European stocks closed lower on Wednesday, with concerns over China's economy and a fall in Credit Suisse shares driving declines.
The pan-European FTSEurofirst 300 closed provisionally down 0.1 percent lower at 1,350.15 points, halting in its sharp three-week rally.
Heavily-traded Swiss bank Credit Suisse closed around 2.6 percent lower after a U.S. Senate subcommittee alleged it had helped more than 22,000 Americans avoid paying U.S. taxes.
(Read more: Credit Suisse CEO to defend tax record)
Meanwhile, France's Airbus Group closed around 1.6 percent higher, as it unveiled higher 2013 profits and a hike in jetliner production.
Utilities were the worst-performing sector. This came after U.K. regulator Ofgem announced new rules that would mean industry players could face financial penalties if they do not trade fairly with independent suppliers in the wholesale market.
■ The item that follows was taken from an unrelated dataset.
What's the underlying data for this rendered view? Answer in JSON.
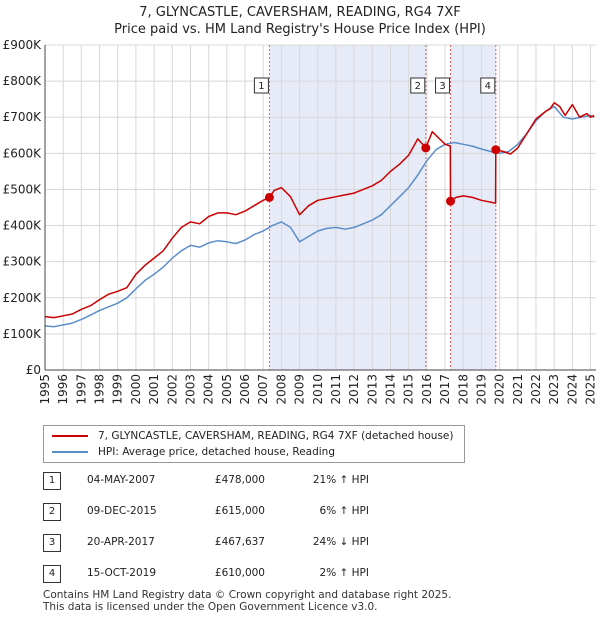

China continued to weigh on investor sentiment, due to concerns about credit tightening and an overheated property market.
"The market has priced in imminent financial crisis in China with current valuations reflecting a big equity risk premium," Fan Cheuk Wan, CIO of Asia-Pacific at Credit Suisse Private Banking, told CNBC.
(Read more: Is China getting ready to widen the yuan's band?)
Meanwhile, Germany's GfK consumer sentiment index for March rose to 8.5. This compares to a revised number of 8.3 for last month.